Same old song

The Interfraternity Sing celebrates a harmonious century.

By Rachel Cromidas, ’11
Photography courtesy of University of Chicago Special Collections Research Center



Some groups work harder than others to be harmonious for the Interfraternity Sing, a competition celebrating its 100th anniversary in June during Alumni Weekend.

A grave and reverend senior,
                  I soothed my fevered brain
By dreaming of Commencement Day,
                  Pipes, ladies, and champagne!
And when in happy years to come
                  I sport my children three,
I’ll mark them each with a stencil plate,
                  One D! one K! one E!

It takes Greg Miarecki, AB’94, JD’97, only a moment to recall the final verse of his favorite fraternity song, “Son of a DKE.” It’s the subject of at least one inside joke between him and his fellow Delta Kappa Epsilon brothers (Having a baby? Time to take out the stencil.) from years of singing that last verse in Hutchinson Courtyard during the annual Interfraternity Sing.

The Panhellenic singing competition, which celebrates its 100th anniversary during Alumni Weekend in June, has been built on such traditions. In recent years Miarecki and the scores of alumni who return to campus for the open-air performance can be sure the Mitchell Tower bells will be rung, the sorority sisters will wear semimatching black dresses, and each of the dozen teams will vie for the distinction of winning the Best Overall Cup.
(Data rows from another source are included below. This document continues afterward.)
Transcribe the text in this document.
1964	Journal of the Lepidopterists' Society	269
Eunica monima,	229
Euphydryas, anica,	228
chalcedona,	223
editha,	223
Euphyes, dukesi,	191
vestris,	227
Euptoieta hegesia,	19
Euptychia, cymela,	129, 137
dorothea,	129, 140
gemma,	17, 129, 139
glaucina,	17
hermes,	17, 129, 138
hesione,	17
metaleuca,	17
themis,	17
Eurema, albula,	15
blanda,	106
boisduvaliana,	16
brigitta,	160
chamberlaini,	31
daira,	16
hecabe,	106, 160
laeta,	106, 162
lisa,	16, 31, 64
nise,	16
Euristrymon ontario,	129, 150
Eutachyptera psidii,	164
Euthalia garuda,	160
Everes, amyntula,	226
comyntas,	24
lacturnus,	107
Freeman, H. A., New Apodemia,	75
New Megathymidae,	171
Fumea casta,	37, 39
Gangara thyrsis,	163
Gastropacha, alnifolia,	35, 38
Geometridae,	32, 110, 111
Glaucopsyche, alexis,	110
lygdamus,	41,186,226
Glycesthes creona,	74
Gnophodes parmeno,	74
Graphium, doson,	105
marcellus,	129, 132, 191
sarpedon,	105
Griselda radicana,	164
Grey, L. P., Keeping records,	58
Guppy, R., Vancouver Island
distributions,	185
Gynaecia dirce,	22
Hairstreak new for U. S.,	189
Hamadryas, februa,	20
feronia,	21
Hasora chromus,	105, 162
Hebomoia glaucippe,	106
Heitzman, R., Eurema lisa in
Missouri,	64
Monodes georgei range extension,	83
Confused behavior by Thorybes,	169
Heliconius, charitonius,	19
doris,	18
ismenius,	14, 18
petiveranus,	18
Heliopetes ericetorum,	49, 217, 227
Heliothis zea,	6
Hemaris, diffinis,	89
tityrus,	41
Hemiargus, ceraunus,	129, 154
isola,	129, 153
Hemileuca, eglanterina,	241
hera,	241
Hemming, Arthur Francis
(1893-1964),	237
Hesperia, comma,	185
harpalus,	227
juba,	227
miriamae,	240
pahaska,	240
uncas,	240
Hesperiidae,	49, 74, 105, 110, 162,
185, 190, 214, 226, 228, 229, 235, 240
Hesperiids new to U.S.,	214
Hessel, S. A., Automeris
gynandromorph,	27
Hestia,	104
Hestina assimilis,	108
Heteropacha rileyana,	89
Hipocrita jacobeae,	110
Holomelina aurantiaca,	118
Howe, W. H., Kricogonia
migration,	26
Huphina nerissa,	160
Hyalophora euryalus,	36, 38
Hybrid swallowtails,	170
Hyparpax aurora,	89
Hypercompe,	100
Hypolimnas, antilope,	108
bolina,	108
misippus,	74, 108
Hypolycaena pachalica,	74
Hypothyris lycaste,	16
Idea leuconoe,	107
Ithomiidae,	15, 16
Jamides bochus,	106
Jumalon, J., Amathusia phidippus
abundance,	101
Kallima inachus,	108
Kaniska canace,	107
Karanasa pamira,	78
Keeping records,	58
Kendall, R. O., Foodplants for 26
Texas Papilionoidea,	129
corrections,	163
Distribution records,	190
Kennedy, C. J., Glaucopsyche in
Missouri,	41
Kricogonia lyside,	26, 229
The event, Miarecki says, is awe-inspiring. “When you go into Hutch Court at night, everything’s lit up, there’s a stage, a spotlight. ... The ivy, the Gothic architecture—all mixed with the jovial nature of a singing competition.”

Bernie DelGiorno, AB’54, AB’55, MBA’55, has been serenading the UChicago community with his fraternity, Phi Gamma Delta, in the Sing since the 1950s. In a tradition still practiced today, the Greek organizations would begin the ceremony by marching in while singing their song “and line up on the stage in their singing arrangement,” says DelGiorno. “If, in fact, they had a singing arrangement.”

Phi Gamma Delta’s preparation, which begins in early spring, has become a point of lasting pride for DelGiorno: “We have tenors, leads, baritones, and basses. We sing in four-part harmony—others don’t seem to have any harmony.”

Fiona Malone, ’12, of Alpha Omicron Pi, has been digging through archives and rewriting pop songs for her sisters to harmonize, in honor of the sorority’s 25th anniversary on campus. “Everyone comes prepared,” Malone says.

Sounding good may be important, but the Sing is also noteworthy for uniting alumni, Miarecki says. At the height of its popularity in the early 1920s, the event drew more than 18,000 students and alumni representing 27 fraternities during the annual reunion, according to the Cap and Gown, the University’s yearbook at the time. Today the event can draw more than 1,000.

Sororities joined the Sing in the 1980s, and several years later they were competing with the fraternities for the event’s four awards: the Quality Cup, the Quantity Cup, the Spirit Cup, and the Best Overall Cup.

Around 1990 the event was moved to different locations and rescheduled to afternoon to eliminate occasional nighttime rowdiness. Miarecki, DelGiorno, and other Greeks formed a council that restored its evening setting in Hutchinson Court in 2000. “Those of us who had attended the Sing in the era when it was held at night strongly encouraged the young members of the council to restore it to the evening timeframe,” said Jessie Wang-Grimm, AB’90, another committee member. “When you are trying to bring back the old guard, you want to bring them back to the familiar.”